Dotado, entre nós, da competência de emendar a Constituição nos
termos do art. 60, possui ele, a nosso ver, capacidade para estabelecer a
mudança profunda, legitimante e constitucional que se aguarda da consciência
republicana ainda jacente em alguns membros das duas Casas do Congresso, se lhes
restar força e liderança em reverter o quadro de desagregação moral por que
passa o ramo legislativo do poder.
Em
razão da grave crise que o modelo representativo vigente atravessa, a
recuperação da legitimidade do sistema requer uma imperiosa reforma, pela qual a
Nação ora clama, para dar estabilidade às bases do
ordenamento.
Preconiza-se, por conseguinte, mudança que faça o pêndulo do regime
inclinar-se irresistivelmente para o campo duma participação popular mais
legítima, mais democrática, mais soberana.
Se
tal não acontecer, a crise sem dúvida vai perdurar; talvez até
recrudescer.
Perdida, por inteiro, a legitimidade, segue-se a ruína do regime, sua
desintegração fatal, impossível de atalhar por meios paliativos que
ordinariamente se empregam para debelar crises, como soam ser aqueles a que os
governos fracos, de autoridade combalida e contestada, costumam
recorrer.
Mas
primeiro que se decrete nos juízos de opinião prognóstico tão funesto, há como
prevenir a catástrofe mediante o estabelecimento, na ordem constitucional,
conforme temos sempre asseverado, de uma democracia participativa. Quer dizer, a
democracia em sua ampla extensão regeneradora, com capacidade para erguer e
restaurar o primado e prestígio da Constituição.
A
Constituição da democracia participativa não gera monstros semelhantes às
medidas provisórias da democracia representativa.
Ela
é eficazmente a coluna e a vértebra de toda a organização da soberania, de toda
a composição do sistema. Mas enquanto Constituição aberta do povo-cidadão com o
poder de exprimir a vontade suprema do ordenamento. Vontade justa, legítima e
inviolável, se fiel à razão que inspirou o contrato social.
A
Constituição do povo governante há de ser sempre aberta, pluralista, artefato do
pós-positivismo, inspirada de valores, flexível à metamorfoses sociais,
evolutivas, permeáveis à incorporação de normas tuteladas por princípios; em
rigor, Constituição que nos termos teóricos de seu texto consagra a súmula da
vocação popular para a liberdade e o Direito. O Direito compreendido aqui como a
realização da justiça em todos os estamentos da sociedade.

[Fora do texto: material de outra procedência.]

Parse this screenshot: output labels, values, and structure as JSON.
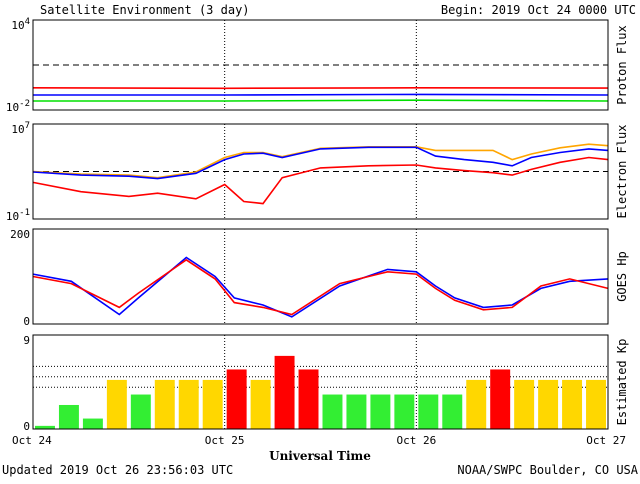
{
  "header": {
    "title": "Satellite Environment (3 day)",
    "begin": "Begin:  2019 Oct 24 0000 UTC"
  },
  "footer": {
    "updated": "Updated 2019 Oct 26 23:56:03 UTC",
    "credit": "NOAA/SWPC Boulder, CO USA"
  },
  "x_axis": {
    "title": "Universal Time",
    "ticks": [
      "Oct 24",
      "Oct 25",
      "Oct 26",
      "Oct 27"
    ]
  },
  "colors": {
    "red": "#ff0000",
    "blue": "#0000ff",
    "green": "#00e000",
    "orange": "#ffa500",
    "kp_red": "#ff0000",
    "kp_yellow": "#ffd700",
    "kp_green": "#33ee33"
  },
  "chart_data": [
    {
      "type": "line",
      "ylabel": "Proton Flux",
      "scale": "log",
      "ylim": [
        0.01,
        10000
      ],
      "ytick_labels": [
        {
          "base": "10",
          "exp": "4"
        },
        {
          "base": "10",
          "exp": "-2"
        }
      ],
      "threshold": 10,
      "x": [
        0,
        1,
        2,
        3
      ],
      "series": [
        {
          "color": "#ff0000",
          "values": [
            0.3,
            0.28,
            0.3,
            0.29
          ]
        },
        {
          "color": "#0000ff",
          "values": [
            0.1,
            0.1,
            0.11,
            0.1
          ]
        },
        {
          "color": "#00e000",
          "values": [
            0.04,
            0.04,
            0.045,
            0.04
          ]
        }
      ]
    },
    {
      "type": "line",
      "ylabel": "Electron Flux",
      "scale": "log",
      "ylim": [
        0.1,
        10000000
      ],
      "ytick_labels": [
        {
          "base": "10",
          "exp": "7"
        },
        {
          "base": "10",
          "exp": "-1"
        }
      ],
      "threshold": 1000,
      "x": [
        0,
        0.25,
        0.5,
        0.65,
        0.85,
        1.0,
        1.1,
        1.2,
        1.3,
        1.5,
        1.75,
        2.0,
        2.1,
        2.25,
        2.4,
        2.5,
        2.6,
        2.75,
        2.9,
        3.0
      ],
      "series": [
        {
          "color": "#ffa500",
          "values": [
            1000,
            600,
            500,
            300,
            900,
            15000,
            40000,
            40000,
            18000,
            90000,
            120000,
            120000,
            60000,
            60000,
            60000,
            10000,
            30000,
            100000,
            200000,
            150000
          ]
        },
        {
          "color": "#0000ff",
          "values": [
            900,
            500,
            400,
            250,
            700,
            10000,
            30000,
            35000,
            15000,
            80000,
            110000,
            110000,
            20000,
            10000,
            6000,
            3000,
            15000,
            40000,
            80000,
            60000
          ]
        },
        {
          "color": "#ff0000",
          "values": [
            120,
            20,
            8,
            15,
            5,
            80,
            3,
            2,
            300,
            2000,
            3000,
            3500,
            2000,
            1200,
            800,
            500,
            1500,
            6000,
            15000,
            10000
          ]
        }
      ]
    },
    {
      "type": "line",
      "ylabel": "GOES Hp",
      "ylim": [
        0,
        200
      ],
      "ytick_labels": [
        "200",
        "0"
      ],
      "x": [
        0,
        0.2,
        0.45,
        0.55,
        0.8,
        0.95,
        1.05,
        1.2,
        1.35,
        1.6,
        1.85,
        2.0,
        2.1,
        2.2,
        2.35,
        2.5,
        2.65,
        2.8,
        3.0
      ],
      "series": [
        {
          "color": "#0000ff",
          "values": [
            105,
            90,
            20,
            55,
            140,
            100,
            55,
            40,
            15,
            80,
            115,
            110,
            80,
            55,
            35,
            40,
            75,
            90,
            95
          ]
        },
        {
          "color": "#ff0000",
          "values": [
            100,
            85,
            35,
            65,
            135,
            95,
            45,
            35,
            20,
            85,
            110,
            105,
            75,
            50,
            30,
            35,
            80,
            95,
            75
          ]
        }
      ]
    },
    {
      "type": "bar",
      "ylabel": "Estimated Kp",
      "ylim": [
        0,
        9
      ],
      "ytick_labels": [
        "9",
        "0"
      ],
      "reference_lines": [
        4,
        5,
        6
      ],
      "values": [
        0.3,
        2.3,
        1.0,
        4.7,
        3.3,
        4.7,
        4.7,
        4.7,
        5.7,
        4.7,
        7.0,
        5.7,
        3.3,
        3.3,
        3.3,
        3.3,
        3.3,
        3.3,
        4.7,
        5.7,
        4.7,
        4.7,
        4.7,
        4.7
      ],
      "colors": [
        "g",
        "g",
        "g",
        "y",
        "g",
        "y",
        "y",
        "y",
        "r",
        "y",
        "r",
        "r",
        "g",
        "g",
        "g",
        "g",
        "g",
        "g",
        "y",
        "r",
        "y",
        "y",
        "y",
        "y"
      ]
    }
  ]
}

Enfim, Lei Maior derivada de uma geração constituinte que tinha, de
consciência, após décadas de autoritarismo e autocracia, o indeclinável dever de
levantar sobre esteios éticos, para resgate da Nação oprimida, o edifício de
suas instituições reformadas, recompondo assim por obra do Direito os
fundamentos do regime e do estabelecimento do poder.
6. O
humanismo da Constituição e a força dos princípios.
As
bases morais do humanismo constitucional da Carta de 1988 acham-se cifradas num
princípio pendular, que é a chave da abóbada dessa catedral do
constitucionalismo brasileiro: o princípio da dignidade da pessoa
humana.
Esse
princípio está para o constitucionalismo do Estado Social, nesta fase do
pós-positivismo, assim como o princípio da separação de poderes esteve para o
constitucionalismo do Estado liberal na época clássica do positivismo
legalista.
Princípio novo nos anais do constitucionalismo, perpassa ele a carta
contemporânea dos direitos fundamentais com o dogma consagrador da alforria
moral do ser humano, em idade de incertezas geradas pelas convulsões da
globalização.
Princípio rector de todas as normas compendiadas na letra da Constituição, ele
as faz legítimas igualmente por sua procedência, por serem emanações livres de
um poder soberano que na hierarquia contemporânea dos poderes figura como o mais
alto: o poder do povo, raiz de justiça, sustentáculo da liberdade, penhor de
temperança nas instituições.A dignidade da pessoa humana é elemento eterno da
ética que legitima a soberania popular.
Onde
há ética há valor. Logo a neutralidade do Direito Constitucional inexiste; se
existisse, fora a pior das ideologias, o subterfúgio da hipocrisia política
mascarando a decadência dos sistemas injustos, antiéticos, volvidos para a
desigualdade e o privilégio.
A
ética, os valores e os princípios fazem, em verdade, a dignidade constitucional
da pessoa humana.
Por
conseguinte, não cabe neutralidade em matéria constitucional, em suas matrizes,
em seus fundamentos, em suas raízes. Tornamos assim a afirmar que é impossível
extinguir ou ocultar a natureza e a dimensão política ínsita àquele
Direito.
Em
rigor, o Direito Constitucional assenta, por completo, sobre princípios; esses
princípios guiam e ditam e legitimam as diretrizes que os governos, os sistemas,
as organizações do poder costumam adotar, em busca do bem comum e da saúde e
força do regime.
No
cosmo social das complexidades contemporâneas, porém, as distâncias se encurtam,
a freqüência dos saltos qualitativos, tecnológicos e científicos mudam
rapidamente a feição das coisas, conduzindo a espécie humana às oscilações do
porvir duvidoso. Com isso os efeitos das transformações da vida humana se tornam
de todo imprevisíveis, e pedem a renovação adaptativa das disciplinas normativas
da sociedade. De tal sorte que se postula em todas as províncias do Direito um
novo sentido na compreensão dos ordenamentos jurídicos. Sentido que se alcança
por vias metodológicas de interpretação absolutamente afastadas daquelas que
derivam da hermenêutica de Savigny e dos clássicos de sua
escola.
7. A
importância contemporânea da Nova Hermenêutica e o primado da
ética.
As
leis, portanto, se sucedem em escala vertiginosa, invadem códigos e
constituições, inundam o ordenamento jurídico, fazem o desespero da sociedade,
tornando não raro vexatória, instável, flexível, contraditória e caótica a
matéria do direito.
Nesse estado de insegurança geral não inspiram fé nem confiança os
órgãos da civitas donde emana a vontade governativa, porquanto navegam
num oceano de casuísmos e determinações legais improvisadas.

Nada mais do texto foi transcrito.